Normalization as a service and how it's a preview of something less visible but more significant.
You've undoubtedly noticed it, maybe it's even starting to bother you a little. The bland, yellow-tinted cartoon-style drawings. The diagrams that look polished but say nothing. The LinkedIn carousel images that all seem to come from the same place. AI-generated visuals have a look now - technically competent, aesthetically flat, instantly forgettable.
Something tells me that the same thing is happening in software development. There's absolutely no doubt to me that tools like Claude are excellent for productivity. But what happens when some of the best coders in the world stop doing the boring tasks, stop thinking about novel ways to solve simple problems because an LLM can generate something just as good in a fraction of the time?
I recognize this from my own work - I no longer do certain things, because I now have a better tool. At the same time, I find that I genuinely learn more complex things faster, because when you make an effort, LLMs are great at making somewhat complicated things easier and faster to grasp. It's a trade-off I'm still trying to fully understand.
This normalization has visibly become part of creative work, and invisibly, but vocally with tools like Claude or Codex. One thing I haven't seen discussed much, however, is that I believe the same dynamic extends to business decisions, strategy, even how we think about problems. When everyone has access to the same AI assistants, trained on the same data, suggesting the same frameworks - do we end up with more options, or have to act on the same insights?
One way that the normalization is vocal is displayed in a new kind of AI-posting I've seen on LinkedIn, where I'd categorize people posting in two categories: 1) those out of a job proving their AI competences, 2) people with impressive titles trying to justify them in an AI-first world. Both tend to complicate systems like Claude - displaying how many agents they run, or a complex system they set up. There's certainly lots of complexity to dive into but, at least to me, these posts are somewhat missing the point. AI is seen as a big liberator, democratizing things like coding, yet many seemingly want to make it feel less accessible to their readers. It makes me think of Pike's fourth rule of programming: unnecessary complexity leads to more errors, which seems to rhyme with how I've previously described AI agents as a powerful but narrow technology.
Speaking of LinkedIn - given that you made it this far into my post, I imagine you spend some time there, and I have no doubt you've started to notice a pattern in what the algorithm shows you. Posts that feel interchangeable. Insights that could have come from just about anyone.
AI can certainly be good for creativity or your ability to learn. But I also think that the access it offers and barriers it removes make us lazy and complacent. Whether you are a musician, a painter, a designer, or a coder - some of the novelty comes from the lack of access, from overcoming barriers, from learning, from doing the hard things that others won't - daring to be different, letting your unique experience and gathered skills shine through.
One kind of post I admittedly find some joy in is when people share how they are replacing an expensive subscription with a tool they have now been able to create in-house. I recently read a post where the author (sorry, I didn't note down who!) went into detail about how they vibe coded an app that does the same as a subscription they were paying for. Only, their in-house version was better tailored to their specific needs. What I genuinely liked was the reflection being displayed, stating that they'd need somewhere between 35-40 hours to actually code, test, and integrate the app, but that time investment felt worth it to them. Genuine knowledge sharing and reflection on possibilities is something I often find gets lost in the uncertain times of AI, but that I try to contribute to myself, and really enjoy reading from others.
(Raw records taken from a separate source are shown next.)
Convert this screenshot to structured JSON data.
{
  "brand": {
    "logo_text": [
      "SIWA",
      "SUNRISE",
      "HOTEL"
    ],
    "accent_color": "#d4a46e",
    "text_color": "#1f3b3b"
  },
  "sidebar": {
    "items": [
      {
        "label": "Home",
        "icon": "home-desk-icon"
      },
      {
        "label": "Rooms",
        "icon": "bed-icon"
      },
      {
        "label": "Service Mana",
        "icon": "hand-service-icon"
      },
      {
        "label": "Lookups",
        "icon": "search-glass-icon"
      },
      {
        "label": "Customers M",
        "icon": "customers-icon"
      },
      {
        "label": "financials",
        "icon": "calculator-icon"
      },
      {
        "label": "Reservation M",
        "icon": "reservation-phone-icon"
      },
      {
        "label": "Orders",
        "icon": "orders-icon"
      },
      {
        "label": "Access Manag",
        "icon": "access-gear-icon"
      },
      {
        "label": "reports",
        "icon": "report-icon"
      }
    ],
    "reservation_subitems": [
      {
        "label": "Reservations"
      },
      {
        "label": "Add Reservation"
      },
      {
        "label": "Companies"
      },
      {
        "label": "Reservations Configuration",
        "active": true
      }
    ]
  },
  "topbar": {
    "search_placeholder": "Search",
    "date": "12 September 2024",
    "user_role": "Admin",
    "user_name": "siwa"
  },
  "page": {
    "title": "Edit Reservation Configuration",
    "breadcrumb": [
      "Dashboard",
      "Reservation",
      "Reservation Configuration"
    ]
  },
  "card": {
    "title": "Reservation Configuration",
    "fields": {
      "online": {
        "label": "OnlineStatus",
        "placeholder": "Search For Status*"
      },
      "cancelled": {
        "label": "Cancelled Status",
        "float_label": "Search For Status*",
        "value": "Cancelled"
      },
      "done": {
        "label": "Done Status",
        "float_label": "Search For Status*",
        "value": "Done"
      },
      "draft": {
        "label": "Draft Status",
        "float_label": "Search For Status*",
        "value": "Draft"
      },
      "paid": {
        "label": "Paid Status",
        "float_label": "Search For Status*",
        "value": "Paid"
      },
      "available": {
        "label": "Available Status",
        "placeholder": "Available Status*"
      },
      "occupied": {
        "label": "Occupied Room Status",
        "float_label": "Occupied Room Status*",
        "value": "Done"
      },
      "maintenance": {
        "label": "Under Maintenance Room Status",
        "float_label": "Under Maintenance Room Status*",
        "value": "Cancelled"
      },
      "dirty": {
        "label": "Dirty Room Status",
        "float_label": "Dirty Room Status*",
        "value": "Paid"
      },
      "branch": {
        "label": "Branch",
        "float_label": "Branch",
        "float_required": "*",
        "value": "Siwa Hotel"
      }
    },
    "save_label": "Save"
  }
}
Another place normalization is happening is with Google's Stitch. You describe the UI you want - speak it, even - and it generates it in a Figma-like interface with production-ready code. While the tools not quite living up to the hyperbolic language used in the announcement, some UI/UX designers are jokingly calling it the start of a dark age for their profession. It made me think about what I've previously commented on: the next big step in AI not being better models, but how they are used.
I think tools like this promise a strange and almost dim future, where interfaces are generated through the same model, optimized for the same notion of "what works". The average quality of interfaces rises, but at the expense of the oddities at the edges. The weird, distinctive choices that made certain products memorable start to disappear.
I fear that if we are not careful about how we use these powerful tools we all of a sudden have access to, those sparks of creativity and joy might disappear. The edges get rounded off, standardized, instead of being something we have to confront.
My thesis is that more creation does not necessarily mean more novelty, we might slowly be ending up with a million variations of the same thing - technically of a higher average quality but harder to distinguish.
This won't just happen to creative fields, but slowly bleed into all facets of business and society. Maybe true differentiation now comes from where AI can't easily reach. Whatever remains distinctly human in taste, judgment, and the willingness to be wrong will be the edge compared to who has the better prompts.